5章 第12話 失意の結果
帰宅した円香は、落ち込んだ様子で部屋のベッドに寝転ぶ。明たちの誘いを断るほど期待していただけに、ショックも大きかった。
(なんでダメだったのかな...)
ため息をつき、円香は机の方に目をやる。大切に飾ってある写真立ての中には、笑顔で写った両親の姿があった。
(剣次が言うには、私はあの日2人と一緒に出掛けてた。調べてみたら2人は、不意をつかれたとしても簡単に殺されるような人たちじゃなかった。きっと私を庇ったからだ)
山神に自分が現場にいた事を打ち明けられた後、円香は事件のことについて調べていた。ネットにはいまだに犯人に対する推測や子どもを庇った親の美談に溢れている。しかしそれと同じくらい、優秀な魔特隊員を失ったことの原因を円香にあるという意見も多かった。
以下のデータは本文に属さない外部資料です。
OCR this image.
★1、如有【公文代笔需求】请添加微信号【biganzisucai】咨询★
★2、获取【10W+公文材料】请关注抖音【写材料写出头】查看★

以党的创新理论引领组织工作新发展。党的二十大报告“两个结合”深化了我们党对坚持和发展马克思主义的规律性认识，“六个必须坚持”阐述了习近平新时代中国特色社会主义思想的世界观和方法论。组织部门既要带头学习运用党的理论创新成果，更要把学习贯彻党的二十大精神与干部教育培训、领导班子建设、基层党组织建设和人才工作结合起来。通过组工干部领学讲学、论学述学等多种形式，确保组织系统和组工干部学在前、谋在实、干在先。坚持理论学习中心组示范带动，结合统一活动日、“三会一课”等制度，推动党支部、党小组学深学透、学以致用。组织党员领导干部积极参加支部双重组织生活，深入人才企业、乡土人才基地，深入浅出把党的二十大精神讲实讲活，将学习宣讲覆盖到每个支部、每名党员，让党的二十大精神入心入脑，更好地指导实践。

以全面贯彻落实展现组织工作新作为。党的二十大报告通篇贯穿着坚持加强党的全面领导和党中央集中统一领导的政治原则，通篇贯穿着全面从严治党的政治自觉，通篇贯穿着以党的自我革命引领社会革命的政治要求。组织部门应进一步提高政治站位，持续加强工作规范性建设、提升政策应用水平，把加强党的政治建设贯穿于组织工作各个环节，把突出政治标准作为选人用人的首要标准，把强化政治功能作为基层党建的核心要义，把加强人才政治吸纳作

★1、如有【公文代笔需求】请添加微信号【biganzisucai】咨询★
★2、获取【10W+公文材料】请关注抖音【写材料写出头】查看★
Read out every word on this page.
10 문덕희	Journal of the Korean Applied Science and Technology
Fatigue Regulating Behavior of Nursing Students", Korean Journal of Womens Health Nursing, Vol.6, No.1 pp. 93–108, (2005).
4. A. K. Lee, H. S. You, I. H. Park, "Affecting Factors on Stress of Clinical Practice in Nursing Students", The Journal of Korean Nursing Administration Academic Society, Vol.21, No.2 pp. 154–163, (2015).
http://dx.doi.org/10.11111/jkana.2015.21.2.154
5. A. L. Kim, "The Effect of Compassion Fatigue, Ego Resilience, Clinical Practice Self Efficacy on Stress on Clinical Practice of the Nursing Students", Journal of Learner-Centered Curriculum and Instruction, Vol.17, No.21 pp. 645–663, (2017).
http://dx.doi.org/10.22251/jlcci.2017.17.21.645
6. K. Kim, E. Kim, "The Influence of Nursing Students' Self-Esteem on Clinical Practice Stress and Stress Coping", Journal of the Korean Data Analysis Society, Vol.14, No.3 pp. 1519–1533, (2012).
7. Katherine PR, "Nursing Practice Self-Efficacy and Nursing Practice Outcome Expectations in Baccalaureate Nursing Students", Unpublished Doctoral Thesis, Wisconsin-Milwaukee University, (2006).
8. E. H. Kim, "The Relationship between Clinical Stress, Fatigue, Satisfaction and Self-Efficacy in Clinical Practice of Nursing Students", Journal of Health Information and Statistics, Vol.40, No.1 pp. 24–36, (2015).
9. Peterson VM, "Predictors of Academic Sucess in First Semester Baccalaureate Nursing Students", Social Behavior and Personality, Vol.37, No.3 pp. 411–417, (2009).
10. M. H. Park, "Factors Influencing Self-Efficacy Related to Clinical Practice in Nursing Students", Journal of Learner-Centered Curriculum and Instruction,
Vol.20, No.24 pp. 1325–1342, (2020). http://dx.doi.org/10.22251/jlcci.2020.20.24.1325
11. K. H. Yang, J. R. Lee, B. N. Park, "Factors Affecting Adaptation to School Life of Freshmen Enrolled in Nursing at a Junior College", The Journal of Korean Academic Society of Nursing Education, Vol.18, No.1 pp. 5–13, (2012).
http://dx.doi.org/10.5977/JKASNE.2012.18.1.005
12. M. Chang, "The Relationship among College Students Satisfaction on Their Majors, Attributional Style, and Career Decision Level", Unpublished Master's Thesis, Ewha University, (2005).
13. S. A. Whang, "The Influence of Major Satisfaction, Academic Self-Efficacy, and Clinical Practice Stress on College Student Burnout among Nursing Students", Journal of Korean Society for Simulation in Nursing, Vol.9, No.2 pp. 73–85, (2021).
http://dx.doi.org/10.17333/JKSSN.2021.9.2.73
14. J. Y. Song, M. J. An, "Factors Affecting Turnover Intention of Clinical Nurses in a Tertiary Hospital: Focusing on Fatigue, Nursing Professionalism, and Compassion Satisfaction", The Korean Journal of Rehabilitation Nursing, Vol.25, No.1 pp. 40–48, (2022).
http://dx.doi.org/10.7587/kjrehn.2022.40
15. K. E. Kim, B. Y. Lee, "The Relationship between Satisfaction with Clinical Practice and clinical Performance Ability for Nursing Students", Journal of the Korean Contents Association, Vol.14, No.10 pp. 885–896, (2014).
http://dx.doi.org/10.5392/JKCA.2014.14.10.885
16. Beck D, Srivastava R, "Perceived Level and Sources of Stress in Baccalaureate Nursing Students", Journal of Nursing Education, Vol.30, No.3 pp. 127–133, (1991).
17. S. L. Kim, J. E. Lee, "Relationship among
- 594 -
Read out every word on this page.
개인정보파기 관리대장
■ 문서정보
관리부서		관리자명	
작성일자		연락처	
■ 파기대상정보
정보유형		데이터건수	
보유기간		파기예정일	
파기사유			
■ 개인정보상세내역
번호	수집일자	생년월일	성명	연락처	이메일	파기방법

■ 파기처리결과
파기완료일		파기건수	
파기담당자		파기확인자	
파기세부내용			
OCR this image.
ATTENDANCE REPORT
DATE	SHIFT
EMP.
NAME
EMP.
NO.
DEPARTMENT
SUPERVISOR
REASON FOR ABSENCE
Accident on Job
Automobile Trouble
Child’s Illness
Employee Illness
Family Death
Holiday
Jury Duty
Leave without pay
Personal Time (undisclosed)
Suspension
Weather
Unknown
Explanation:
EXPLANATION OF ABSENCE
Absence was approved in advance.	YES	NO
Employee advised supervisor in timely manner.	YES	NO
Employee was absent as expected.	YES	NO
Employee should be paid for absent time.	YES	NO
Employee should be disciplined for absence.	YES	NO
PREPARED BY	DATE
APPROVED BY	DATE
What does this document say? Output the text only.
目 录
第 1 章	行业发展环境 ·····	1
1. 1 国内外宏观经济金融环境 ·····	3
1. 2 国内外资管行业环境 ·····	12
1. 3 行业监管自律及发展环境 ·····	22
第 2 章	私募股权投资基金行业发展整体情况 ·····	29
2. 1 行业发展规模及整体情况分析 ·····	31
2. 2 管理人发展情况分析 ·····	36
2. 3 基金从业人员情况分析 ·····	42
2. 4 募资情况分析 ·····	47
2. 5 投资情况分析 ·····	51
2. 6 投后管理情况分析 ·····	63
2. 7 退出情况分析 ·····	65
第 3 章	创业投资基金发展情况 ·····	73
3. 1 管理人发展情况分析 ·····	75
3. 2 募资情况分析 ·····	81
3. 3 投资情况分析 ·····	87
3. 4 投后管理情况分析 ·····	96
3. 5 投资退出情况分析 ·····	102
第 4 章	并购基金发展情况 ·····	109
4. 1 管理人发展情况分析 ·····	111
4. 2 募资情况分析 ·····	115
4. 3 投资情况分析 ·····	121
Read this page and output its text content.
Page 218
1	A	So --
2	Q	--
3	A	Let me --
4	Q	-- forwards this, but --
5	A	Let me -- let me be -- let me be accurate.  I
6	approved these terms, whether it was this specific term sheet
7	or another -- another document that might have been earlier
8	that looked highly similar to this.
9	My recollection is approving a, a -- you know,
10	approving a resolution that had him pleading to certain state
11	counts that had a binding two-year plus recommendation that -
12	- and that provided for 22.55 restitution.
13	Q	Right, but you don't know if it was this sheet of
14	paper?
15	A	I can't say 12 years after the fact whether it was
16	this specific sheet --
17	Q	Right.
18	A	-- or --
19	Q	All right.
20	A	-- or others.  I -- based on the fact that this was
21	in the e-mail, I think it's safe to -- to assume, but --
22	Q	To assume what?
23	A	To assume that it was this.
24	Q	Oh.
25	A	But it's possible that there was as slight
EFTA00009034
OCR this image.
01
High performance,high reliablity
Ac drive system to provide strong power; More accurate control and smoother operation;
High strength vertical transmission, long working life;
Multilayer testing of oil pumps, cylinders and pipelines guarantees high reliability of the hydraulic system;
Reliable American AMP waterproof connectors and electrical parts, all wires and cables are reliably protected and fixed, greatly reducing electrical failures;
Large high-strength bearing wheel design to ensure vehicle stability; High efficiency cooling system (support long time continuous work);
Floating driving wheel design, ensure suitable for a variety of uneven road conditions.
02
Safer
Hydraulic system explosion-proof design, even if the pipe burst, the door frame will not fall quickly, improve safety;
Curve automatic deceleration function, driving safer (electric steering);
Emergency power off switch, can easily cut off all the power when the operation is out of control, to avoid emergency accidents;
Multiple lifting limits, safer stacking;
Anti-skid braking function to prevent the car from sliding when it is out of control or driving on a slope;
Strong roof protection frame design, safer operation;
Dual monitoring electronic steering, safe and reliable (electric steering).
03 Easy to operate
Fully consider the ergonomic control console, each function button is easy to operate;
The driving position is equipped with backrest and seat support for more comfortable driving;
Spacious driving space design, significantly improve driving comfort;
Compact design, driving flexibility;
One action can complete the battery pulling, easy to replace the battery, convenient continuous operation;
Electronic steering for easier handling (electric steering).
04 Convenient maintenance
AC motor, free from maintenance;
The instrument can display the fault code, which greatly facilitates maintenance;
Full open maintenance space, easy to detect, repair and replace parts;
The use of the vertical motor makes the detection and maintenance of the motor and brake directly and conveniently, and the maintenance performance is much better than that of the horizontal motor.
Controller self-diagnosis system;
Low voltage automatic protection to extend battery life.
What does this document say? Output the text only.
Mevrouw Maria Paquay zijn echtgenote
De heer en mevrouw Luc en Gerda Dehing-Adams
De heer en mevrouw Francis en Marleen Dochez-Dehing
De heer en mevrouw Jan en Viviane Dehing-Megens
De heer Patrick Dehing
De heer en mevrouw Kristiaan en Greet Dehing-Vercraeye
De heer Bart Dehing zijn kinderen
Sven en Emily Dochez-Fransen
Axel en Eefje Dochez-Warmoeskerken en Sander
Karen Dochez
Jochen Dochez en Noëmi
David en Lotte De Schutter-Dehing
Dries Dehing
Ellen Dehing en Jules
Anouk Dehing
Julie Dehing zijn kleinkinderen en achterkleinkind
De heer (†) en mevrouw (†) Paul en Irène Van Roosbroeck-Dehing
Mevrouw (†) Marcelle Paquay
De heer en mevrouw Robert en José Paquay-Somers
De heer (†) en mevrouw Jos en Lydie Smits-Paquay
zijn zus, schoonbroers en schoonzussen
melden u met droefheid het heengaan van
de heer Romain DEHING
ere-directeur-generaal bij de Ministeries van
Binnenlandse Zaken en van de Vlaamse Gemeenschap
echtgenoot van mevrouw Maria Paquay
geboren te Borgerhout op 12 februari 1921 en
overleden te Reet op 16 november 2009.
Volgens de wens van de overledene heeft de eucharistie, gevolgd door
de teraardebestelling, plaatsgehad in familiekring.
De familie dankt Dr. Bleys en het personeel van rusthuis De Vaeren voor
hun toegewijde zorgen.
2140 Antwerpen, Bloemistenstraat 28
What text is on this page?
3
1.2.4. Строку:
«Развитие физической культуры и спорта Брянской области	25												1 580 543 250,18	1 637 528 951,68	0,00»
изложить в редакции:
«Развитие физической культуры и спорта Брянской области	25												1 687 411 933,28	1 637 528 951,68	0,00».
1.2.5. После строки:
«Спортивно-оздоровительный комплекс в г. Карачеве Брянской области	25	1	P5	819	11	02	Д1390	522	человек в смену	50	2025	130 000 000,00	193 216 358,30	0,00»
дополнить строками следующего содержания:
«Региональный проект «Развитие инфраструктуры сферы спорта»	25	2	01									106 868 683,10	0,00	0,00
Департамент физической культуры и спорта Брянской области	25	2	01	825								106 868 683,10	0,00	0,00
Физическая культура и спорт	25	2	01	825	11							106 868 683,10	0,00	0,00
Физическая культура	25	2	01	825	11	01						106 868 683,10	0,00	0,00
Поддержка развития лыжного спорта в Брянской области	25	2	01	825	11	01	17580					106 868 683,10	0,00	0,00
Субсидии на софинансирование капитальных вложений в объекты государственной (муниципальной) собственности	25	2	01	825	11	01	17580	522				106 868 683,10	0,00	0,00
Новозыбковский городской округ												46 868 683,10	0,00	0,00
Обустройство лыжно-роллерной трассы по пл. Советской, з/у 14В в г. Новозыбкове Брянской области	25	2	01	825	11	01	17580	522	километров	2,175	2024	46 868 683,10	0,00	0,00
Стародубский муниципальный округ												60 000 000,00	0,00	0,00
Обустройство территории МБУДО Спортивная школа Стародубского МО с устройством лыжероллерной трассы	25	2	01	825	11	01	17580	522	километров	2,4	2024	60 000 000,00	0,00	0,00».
(私は...2人に謝らなきゃ。そして、ちゃんとやってるって伝えるんだ)
円香は次の機会を願いつつ、目を閉じた。
しかし翌朝、朝食を食べながらニュースを見た円香は昨日よりも大きなショックを受ける。流れていたのは、近くで詐欺の常習犯が捕まったというものだ。亡くなった人、遠く離れてしまった人に会えると謳っては、幻術で騙して金を巻き上げていた。あの占い師だ。
(え...。あの人って)
「ちょっと、円香ちゃん!?」
円香は箸を置くと、引き留めようとする祖母に短く答えると、部屋に戻っていった。
「ごめん、おばあちゃん。今日は学校休むね」
部屋に戻った円香は、スマホでニュースのことを調べる。もちろん検索の結果で出てくるものは、テレビでやっていたものと同じだ。自分の勘違いではと様々なニュースサイトを見比べるが、もちろんそこに大きな違いはない。
(そんな...)
円香は力無くベッドに座り込む。騙されていたことよりも、両親に会うという唯一の方法と思われたものを失ったことが、何よりも円香の心に重くのしかかった。
(亡くなった人に会うには、多分死霊魔術しか方法がない。でもどうすれば...)
円香は何かにすがるように、机の上の本に手を伸ばした。たまたま1番手前にあったものを手に取る。まだ目を通していなかった、追加で借りた1冊だった。
「これ...読んでなかったな」
円香は呟くと、ページを捲る。内容は他の本とは違い、死霊魔術の使い方が事細かに書かれていた。彼女は思わずベッドから起き上がる。
(なんだこれ。難しいのに内容が分かる。直接頭に流れ込んでくるみたい)
1度諦めかけた円香の目の前に、光が見えた瞬間だった。
(そっか、私が死霊魔術を使えばいいんだ)
普段の円香なら、目的のために違法なことをしない。しかし、もう彼女はこの想いに抗うことができなかった。